July 21, 2008

CoE Grants Fund Diverse Set of Research Projects

By Tampone, Kevin


Who would have thought it could be useful? Really, it's an irritant to everyone from allergy sufferers to neat freaks.

But a team of Clarkson University professors is aiming to use something akin to dust in measuring airflow and temperature within indoor environments. The project is funded with a $100,000 grant from the Syracuse Center of Excellence (CoE) in Environmental and Energy Systems.

The dust we're talking about here is, of course, a hit different from what piles up on your coffee table or work desk. It's composed of micron-sized, photoluminescent particles. It's so advanced, researchers call it "smart dust."

Clarkson Professors Igor Sokolov and Douglas Bohl will use the CoE grant to investigate production of particles inexpensive enough to be useful and a laser-based technique for measuring their temperature and movement. The end result, hopefully, will be a new way to model airflow and temperature in rooms, Sokolov says.

The scientific breakthrough came on the particles themselves, Sokolov explains. He and his research team developed a way to pack artificial particles with fluorescent molecules.

That fluorescence is what will allow the researchers to measure the movement and temperature of the smart dust, Sokolov says.

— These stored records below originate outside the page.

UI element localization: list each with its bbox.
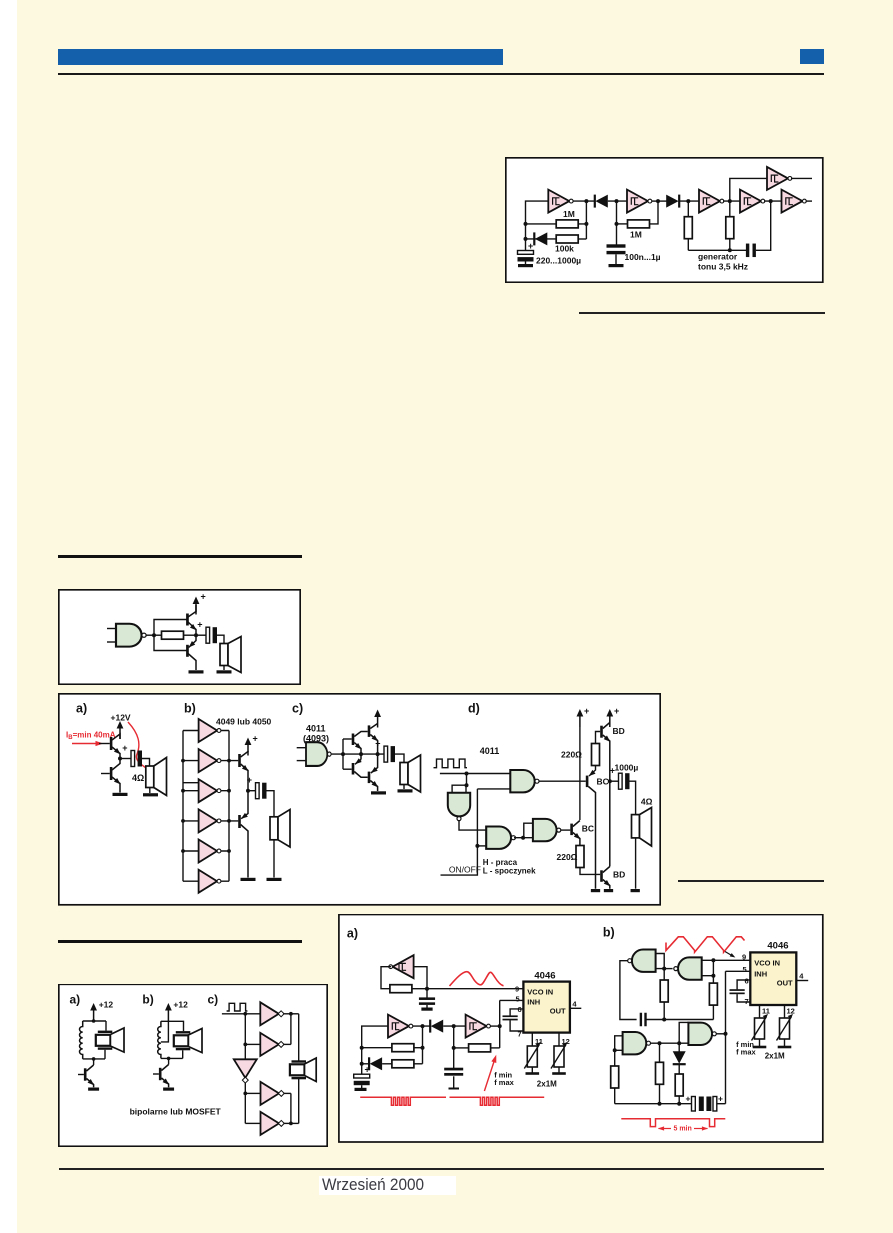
- left bus b: [182, 731, 184, 882]
- transistor T1: [110, 737, 113, 750]
- capacitor 100n...1u: [607, 244, 626, 254]
- INH wire b: [726, 970, 751, 972]
- transistor Q4 pnp b: [238, 815, 241, 828]
- bottom node wire a: [83, 1058, 105, 1060]
- svg-text:4049 lub 4050: 4049 lub 4050: [216, 717, 272, 727]
- buffer row3: [199, 779, 221, 802]
- capacitor b: [248, 790, 256, 792]
- buffer T4: [261, 1082, 285, 1105]
- power arrow a: [90, 1003, 97, 1021]
- svg-text:1M: 1M: [630, 230, 642, 240]
- inverter U1A: [548, 190, 573, 213]
- feedback vertical d: [441, 789, 478, 875]
- box C frame: [59, 694, 660, 905]
- svg-text:b): b): [142, 993, 153, 1007]
- capacitor C3: [746, 244, 756, 257]
- capacitor 220...1000u: [518, 251, 534, 262]
- svg-text:+: +: [584, 706, 589, 716]
- diode fb2 a: [362, 1063, 369, 1065]
- wire N1 out: [459, 821, 486, 831]
- inverter U1F: [782, 190, 807, 213]
- buffer row5: [199, 840, 221, 863]
- N2 out wire: [539, 780, 586, 782]
- buffer T5: [261, 1112, 285, 1135]
- wire gate c out: [332, 753, 385, 755]
- svg-text:a): a): [347, 927, 358, 941]
- svg-text:c): c): [292, 702, 303, 716]
- red gain curve: [128, 722, 163, 791]
- svg-text:VCO IN: VCO IN: [754, 959, 780, 968]
- svg-text:OUT: OUT: [550, 1007, 566, 1016]
- svg-text:tonu 3,5 kHz: tonu 3,5 kHz: [698, 262, 748, 272]
- svg-text:5: 5: [743, 965, 747, 974]
- footer text Wrzesien 2000: [322, 1176, 447, 1195]
- svg-text:+: +: [365, 1065, 370, 1075]
- svg-text:IB=min 40mA: IB=min 40mA: [66, 731, 116, 742]
- capacitor a ramp: [419, 997, 435, 1005]
- N2 lower input: [477, 788, 510, 790]
- IC 4046 a: [523, 982, 570, 1033]
- IC 4046 b: [750, 952, 796, 1005]
- svg-text:+: +: [253, 734, 258, 744]
- transistor Q1 npn: [186, 614, 189, 626]
- inductor L2: [158, 1021, 161, 1058]
- OUT wire a: [569, 1007, 581, 1009]
- buffer row4: [199, 809, 221, 832]
- resistor fb3 a: [454, 1047, 469, 1049]
- pins 11 12 b: [759, 1005, 761, 1018]
- inverter V1 left-pointing: [389, 955, 414, 978]
- NAND N4: [533, 819, 561, 841]
- resistor fb1 a: [362, 1047, 392, 1049]
- red sawtooth wave a: [450, 972, 504, 986]
- potentiometer P2: [551, 1042, 568, 1069]
- B1 inputs: [656, 954, 665, 969]
- right bus b: [228, 731, 230, 882]
- ground Q2: [189, 670, 204, 673]
- svg-text:b): b): [184, 702, 196, 716]
- INH vertical b: [725, 971, 727, 1103]
- ground 2 d: [604, 889, 613, 892]
- ground speaker: [217, 670, 232, 673]
- svg-text:100k: 100k: [555, 244, 574, 254]
- transistor Q3 npn b: [238, 754, 241, 767]
- diode D3: [666, 195, 679, 208]
- thick rule above box D: [58, 940, 302, 943]
- node V3 in down: [453, 1026, 455, 1068]
- header rule: [58, 73, 824, 75]
- bottom node wire b: [161, 1057, 183, 1059]
- buffer T2: [260, 1033, 284, 1056]
- svg-text:4046: 4046: [767, 941, 788, 952]
- electrolytic cap a: [361, 1064, 363, 1074]
- wire to node2: [608, 200, 627, 202]
- svg-text:BD: BD: [613, 726, 625, 736]
- ground T2: [113, 793, 128, 796]
- svg-text:BC: BC: [597, 777, 609, 787]
- svg-text:+12V: +12V: [111, 713, 131, 723]
- ground Q4: [241, 878, 256, 881]
- svg-text:220Ω: 220Ω: [557, 852, 578, 862]
- thick rule mid-left: [58, 555, 302, 558]
- svg-text:220...1000µ: 220...1000µ: [536, 256, 581, 266]
- svg-text:d): d): [468, 702, 480, 716]
- resistor 1M: [526, 223, 587, 225]
- capacitor C1 b: [640, 1013, 647, 1027]
- speaker a: [98, 1031, 113, 1033]
- resistor R1: [162, 631, 184, 639]
- main line to pin9: [427, 988, 523, 990]
- svg-text:4046: 4046: [534, 971, 555, 982]
- B3 out wire: [651, 1042, 689, 1044]
- power arrow b: [245, 738, 252, 756]
- svg-text:4011: 4011: [480, 746, 500, 756]
- speaker c: [400, 763, 408, 785]
- NAND B3: [623, 1032, 651, 1054]
- top node wire b: [161, 1021, 184, 1031]
- buffer row2: [199, 749, 221, 772]
- OUT wire b: [796, 980, 808, 982]
- box B frame: [59, 590, 300, 685]
- rule under box A: [579, 312, 825, 314]
- header blue bar: [58, 49, 503, 65]
- svg-text:6: 6: [745, 977, 749, 986]
- rule right of big box: [678, 880, 824, 882]
- resistor R3 vertical: [687, 201, 689, 217]
- svg-text:2x1M: 2x1M: [537, 1080, 557, 1089]
- inverter U1E top: [767, 167, 792, 190]
- resistor R4 b: [611, 1066, 619, 1088]
- bottom wire b: [615, 1103, 692, 1105]
- speaker branch wires a: [105, 1021, 107, 1031]
- V2 out wire: [413, 1025, 431, 1027]
- transistor BC upper: [586, 776, 589, 788]
- red arrow input: [72, 743, 99, 745]
- resistor R4 vertical: [726, 217, 734, 239]
- power tap wire b: [161, 1021, 169, 1042]
- potentiometer P4: [777, 1014, 794, 1041]
- svg-text:f max: f max: [494, 1078, 514, 1087]
- capacitor c: [375, 739, 395, 763]
- svg-text:a): a): [70, 993, 81, 1007]
- diode main a: [430, 1020, 443, 1033]
- bottom feedback bus: [688, 249, 746, 251]
- capacitor a: [120, 758, 131, 760]
- red pulse waveform b: [621, 1119, 725, 1127]
- bus below T3: [244, 1083, 246, 1124]
- svg-text:BD: BD: [613, 870, 625, 880]
- resistor fb2 a: [392, 1060, 414, 1068]
- INH wire a: [500, 999, 524, 1001]
- B4 out wire: [716, 1033, 725, 1035]
- BOX D: inductor circuits: [58, 984, 328, 1147]
- buffer row1: [199, 719, 221, 742]
- NAND B2 left-pointing: [674, 957, 702, 979]
- svg-text:12: 12: [787, 1007, 795, 1016]
- main line to pin9 b: [713, 959, 750, 961]
- V1 feedback loop: [381, 967, 391, 989]
- svg-text:b): b): [603, 926, 615, 940]
- power arrow A d: [577, 709, 584, 727]
- N4 out wire: [561, 829, 570, 831]
- transistor a: [93, 1059, 95, 1065]
- NAND N2: [510, 770, 539, 792]
- box D frame: [59, 984, 327, 1146]
- wire fb vertical: [585, 201, 587, 239]
- tie to N1: [466, 774, 468, 786]
- resistor 1M second: [617, 223, 628, 225]
- svg-text:1M: 1M: [563, 209, 575, 219]
- wire B1in to B2 out: [664, 968, 672, 970]
- pin6/7 cap b: [737, 980, 750, 989]
- buffer T1: [260, 1002, 284, 1025]
- svg-text:100n...1µ: 100n...1µ: [625, 252, 661, 262]
- svg-text:+: +: [528, 241, 533, 251]
- resistor R1 b: [663, 969, 665, 981]
- inverter V2: [388, 1015, 413, 1038]
- box E frame: [339, 915, 823, 1143]
- capacitor C2 a: [444, 1068, 463, 1076]
- red sawtooth b: [666, 937, 745, 952]
- svg-text:INH: INH: [527, 998, 540, 1007]
- footer white patch: [319, 1176, 456, 1195]
- svg-text:VCO IN: VCO IN: [527, 988, 553, 997]
- resistor 220 upper: [596, 732, 601, 744]
- transistor BD1: [600, 726, 603, 738]
- transistor b: [168, 1058, 170, 1064]
- NAND N3: [486, 827, 515, 849]
- svg-text:+12: +12: [173, 1000, 188, 1010]
- box A frame: [506, 158, 823, 282]
- node rail B: [608, 779, 612, 783]
- svg-text:generator: generator: [698, 252, 738, 262]
- svg-text:4Ω: 4Ω: [641, 797, 653, 807]
- INH vertical a: [499, 1000, 501, 1048]
- node mid: [194, 633, 198, 637]
- wire loop to bases: [154, 620, 187, 651]
- jog to N4 top input: [524, 823, 533, 838]
- inverter U1B: [627, 190, 652, 213]
- wire U1A out: [573, 200, 595, 202]
- potentiometer P3: [752, 1014, 769, 1041]
- transistor Q7: [352, 763, 355, 775]
- node out1: [584, 199, 588, 203]
- ground c: [371, 791, 386, 794]
- V1 input wire: [414, 967, 427, 998]
- ground 1 d: [591, 889, 600, 892]
- svg-text:+: +: [718, 1094, 723, 1104]
- svg-text:c): c): [208, 993, 219, 1007]
- ground a: [88, 1088, 99, 1091]
- speaker d: [632, 815, 640, 838]
- BOX E: 4046 circuits: [338, 914, 824, 1143]
- pins 11 12 a: [531, 1033, 533, 1047]
- header blue square right: [800, 49, 824, 64]
- transistor BD2: [600, 870, 603, 882]
- BOX B: gate + push-pull: [58, 589, 301, 685]
- transistor Q2 pnp: [186, 645, 189, 657]
- input wire c: [222, 1013, 260, 1015]
- wire tap up to U1E: [730, 178, 767, 201]
- svg-text:4011: 4011: [306, 724, 326, 734]
- input stubs b: [183, 731, 199, 882]
- power arrow: [193, 597, 200, 615]
- svg-text:4Ω: 4Ω: [132, 773, 144, 783]
- speaker c: [292, 1060, 307, 1062]
- square wave d: [434, 759, 468, 768]
- power arrow b: [165, 1003, 172, 1021]
- pin6/7 cap a: [510, 1009, 523, 1016]
- B1 output loop: [620, 961, 637, 1020]
- inverter T3 down: [234, 1059, 257, 1083]
- resistor R2 b: [712, 976, 714, 984]
- svg-text:+12: +12: [99, 1000, 114, 1010]
- power arrow a: [117, 721, 124, 739]
- node fb1: [584, 222, 588, 226]
- transistor Q5: [352, 734, 355, 746]
- black arrow to pin9: [725, 952, 734, 957]
- transistor Q8: [368, 772, 371, 784]
- B2 inputs: [702, 960, 714, 975]
- inverter V3: [466, 1015, 491, 1038]
- svg-text:OUT: OUT: [777, 979, 793, 988]
- svg-text:9: 9: [515, 985, 519, 994]
- svg-text:+: +: [201, 592, 206, 602]
- transistor BC lower: [570, 824, 573, 836]
- svg-text:5: 5: [516, 995, 520, 1004]
- power arrow B d: [606, 709, 613, 727]
- speaker b: [270, 817, 278, 840]
- diode D2: [595, 195, 608, 208]
- right bus c: [298, 1014, 300, 1061]
- NAND gate U1 inputs: [107, 628, 117, 630]
- red arrow a: [484, 1059, 495, 1092]
- svg-text:2x1M: 2x1M: [765, 1052, 785, 1061]
- B3 inputs: [615, 1036, 623, 1066]
- svg-text:a): a): [76, 702, 87, 716]
- speaker LS1: [220, 644, 228, 666]
- diode D1: [526, 238, 558, 240]
- top node wire a: [83, 1020, 106, 1022]
- BOX C: four amplifier variants: [58, 693, 661, 906]
- capacitor 1000u: [610, 780, 619, 782]
- ground b: [163, 1088, 174, 1091]
- svg-text:+: +: [614, 706, 619, 716]
- wire c vertical: [342, 739, 344, 769]
- resistor V1 fb: [390, 985, 412, 993]
- input line d: [440, 773, 510, 775]
- transistor T2: [110, 767, 113, 780]
- svg-text:ON/OFF: ON/OFF: [449, 865, 481, 875]
- resistor 100k: [556, 235, 578, 243]
- potentiometer P1: [524, 1042, 541, 1069]
- buffer row6: [199, 870, 221, 893]
- svg-text:5 min: 5 min: [674, 1126, 692, 1133]
- svg-text:220Ω: 220Ω: [561, 750, 582, 760]
- NAND N1 vertical: [448, 793, 470, 821]
- svg-text:L - spoczynek: L - spoczynek: [483, 867, 536, 876]
- svg-text:BC: BC: [582, 824, 594, 834]
- NAND B1 left-pointing: [628, 950, 656, 972]
- resistor 220 lower: [576, 846, 584, 868]
- jog to B4 top input: [679, 1022, 688, 1043]
- square wave c: [227, 1003, 248, 1011]
- V2 input loop: [362, 1026, 388, 1064]
- footer rule: [59, 1168, 824, 1170]
- NAND gate c inputs: [297, 747, 307, 749]
- capacitor C1: [196, 634, 206, 636]
- inductor L1: [80, 1021, 83, 1059]
- wire input loop inv U1A: [526, 201, 549, 251]
- svg-text:11: 11: [762, 1007, 770, 1016]
- NAND gate U1: [116, 624, 146, 647]
- svg-text:+: +: [686, 1094, 691, 1104]
- N3 out wire: [514, 837, 533, 839]
- NAND B4: [688, 1023, 716, 1045]
- NAND gate c: [306, 742, 331, 766]
- red pulse waveform a: [360, 1097, 446, 1105]
- inverter U1D: [740, 190, 765, 213]
- left bus c: [244, 1014, 246, 1060]
- power arrow c: [374, 710, 381, 728]
- speaker b: [176, 1031, 191, 1033]
- resistor R6 b: [678, 1064, 680, 1074]
- wire node2 down: [616, 201, 618, 244]
- bottom wire b osc: [647, 1019, 714, 1021]
- svg-text:f max: f max: [736, 1048, 756, 1057]
- speaker a: [146, 766, 154, 788]
- inverter U1C: [699, 190, 724, 213]
- svg-text:1000µ: 1000µ: [615, 763, 639, 773]
- BOX A: schmitt oscillator top right: [505, 157, 824, 283]
- svg-text:9: 9: [742, 953, 746, 962]
- wire gate out: [147, 634, 162, 636]
- transistor Q6: [368, 725, 371, 737]
- diode down b: [678, 1043, 680, 1052]
- svg-text:bipolarne lub MOSFET: bipolarne lub MOSFET: [130, 1107, 222, 1117]
- resistor R5 b: [659, 1043, 661, 1062]
- svg-text:INH: INH: [754, 970, 767, 979]
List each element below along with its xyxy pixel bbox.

The next question, of course, was what to do with these brightly glowing and very small particles.

"We almost had the feeling like we were standing in front of a huge valley and we could go any direction," he says.

The CoE grant provided the first direction the Clarkson group will take, although there are applications in areas far beyond indoor air quality. A similar technique could be used in analyzing the flow of water and there are even ways the particles could be used in medicine, Sokolov says.

The grant was part of the center's Collaborative Activities for Research and Technology Innovation (CARTI) program. It was one of six $100,000 awards the center announced June 16.

Researchers at four members of the Center of Excellence received the grants, which are aimed at basic research in air quality and water-resource management. Money for the awards comes from the U.S. Environmental Protection Agency.

In addition to the work by Sokolov and Bold, other projects will focus on investigating urban air pollution, understanding mercury pollution in Lake Ontario, researching salt contamination of streams and groundwater, quickly detecting waterborne toxins, and modeling how urban water runoff affects natural water sources.

Recipients included Suresh Dhaniyala of Clarkson University, Charles Driscoll of Syracuse University, Stuart Findlay of the Cary Institute of Ecosystems Studies and Don Siegel of Syracuse University, Yan-Yeung Luk, Michael Sponsler, and Ren Dacheng of Syracuse University; Giorgos Mountrakis, Karin Limburg, Myrna Hall, and Bonggi Hong of the State University of New York College of Environmental Science and Forestry.

SU's Siegel says his project with Findlay will attempt to determine where salt contamination in streams and groundwater originates. In addition to salt naturally occurring in the environment, contamination could come from sources like septic systems or road salt.

It's possible to "fingerprint" the source of contamination by analyzing other substances present in water samples, Siegel says. The major concern for researchers is whether the tons of road salt tossed on pavement throughout the Northeast every winter is entering water systems.

"The ultimate goal would be to try to come up with some idea if road salt is coming down through soil and into the water table," Siegel says.

The project will also attempt to forecast salt levels in water in the future.